After decades of government intrusion into education, and hundreds of billions of dollars pumped into failed federal programs, a recent survey showed SAT reading scores were the worst in 40 years. Though assessments show some improvements in fourth-grade achievement, much of those gains were lost by the time those students reached the eighth grade. Lindsey Burke of The Heritage Foundation said U.S. students still lag behind their global counterparts.

"What is not helping is continuing to increase federal control and spending over education," she told OneNewsNow. "That's been the way in which the U.S. education system has operated for the past half century now. We continue to throw more federal dollars at more federal programs in hopes that we will be able to see improvements in American education. That's been a failing model for half a century."

Attacks on religious freedom

Religious freedoms at public schools were still under attack from atheist and anti-religious groups in 2012. In Texas, there was a failed attempt to prevent cheerleaders from displaying religious messages on banners. In Oklahoma, efforts were made to squelch an after-school Kids for Christ program. In Montana, students singing sacred Christmas carols were said to be bullying others.

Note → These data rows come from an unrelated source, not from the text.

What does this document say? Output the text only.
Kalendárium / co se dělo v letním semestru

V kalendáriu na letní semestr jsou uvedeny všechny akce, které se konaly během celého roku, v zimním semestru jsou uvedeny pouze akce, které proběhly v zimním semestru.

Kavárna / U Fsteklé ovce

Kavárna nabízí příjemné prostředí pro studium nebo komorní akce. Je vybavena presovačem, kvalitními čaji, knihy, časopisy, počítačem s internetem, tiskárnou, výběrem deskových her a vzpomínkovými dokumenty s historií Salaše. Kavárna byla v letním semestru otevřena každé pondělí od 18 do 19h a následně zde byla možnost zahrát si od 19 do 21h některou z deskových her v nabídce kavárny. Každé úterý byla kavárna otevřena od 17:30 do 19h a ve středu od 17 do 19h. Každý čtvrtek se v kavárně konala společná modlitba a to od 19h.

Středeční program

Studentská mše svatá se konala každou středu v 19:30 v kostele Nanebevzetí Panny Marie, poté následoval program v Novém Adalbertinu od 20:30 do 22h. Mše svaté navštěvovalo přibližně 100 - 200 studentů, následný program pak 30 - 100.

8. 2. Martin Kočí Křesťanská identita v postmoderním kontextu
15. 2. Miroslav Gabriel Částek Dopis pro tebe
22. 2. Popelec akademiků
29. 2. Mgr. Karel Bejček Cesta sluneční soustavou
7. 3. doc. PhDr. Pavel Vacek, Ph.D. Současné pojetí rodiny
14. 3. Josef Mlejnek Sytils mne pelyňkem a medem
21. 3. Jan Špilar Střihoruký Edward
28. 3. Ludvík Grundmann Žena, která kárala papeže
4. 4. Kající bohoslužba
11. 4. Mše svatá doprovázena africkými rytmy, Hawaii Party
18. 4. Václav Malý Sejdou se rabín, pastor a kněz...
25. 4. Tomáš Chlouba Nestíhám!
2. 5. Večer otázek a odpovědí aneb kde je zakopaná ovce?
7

And in North Carolina, a first-grader was forced to remove a sentence from her poem which mentioned how her grandfathers prayed to God when they were soldiers. The poem was to honor them on Veteran's Day.

Matt Sharp with Alliance Defending Freedom: "To be told that because she made a reference to the fact that her grandfathers prayed while they were serving in these difficult battles and whatnot, and then to be told That's offensive; that can't be included if you want to be able to read it out loud to the rest of the members that would be attending the celebration -- I think would be very traumatic for this young girl."

Evil in Newtown, CT

Then the year in education ended in the worst possible way as 20 school children were gunned down at Sandy Hook Elementary School in Newtown, Connecticut. On that day, Peter Wolfgang of the Family Institute of Connecticut says it was impossible to fully comprehend the massacre.

"The community is in shock, the entire state of Connecticut is in shock, and we're all just trying to recover some sense of understanding about what happened today. And there's just a great deal of mourning."

The debate over gun control, school safety, blame, and prevention is expected to continue for months to come.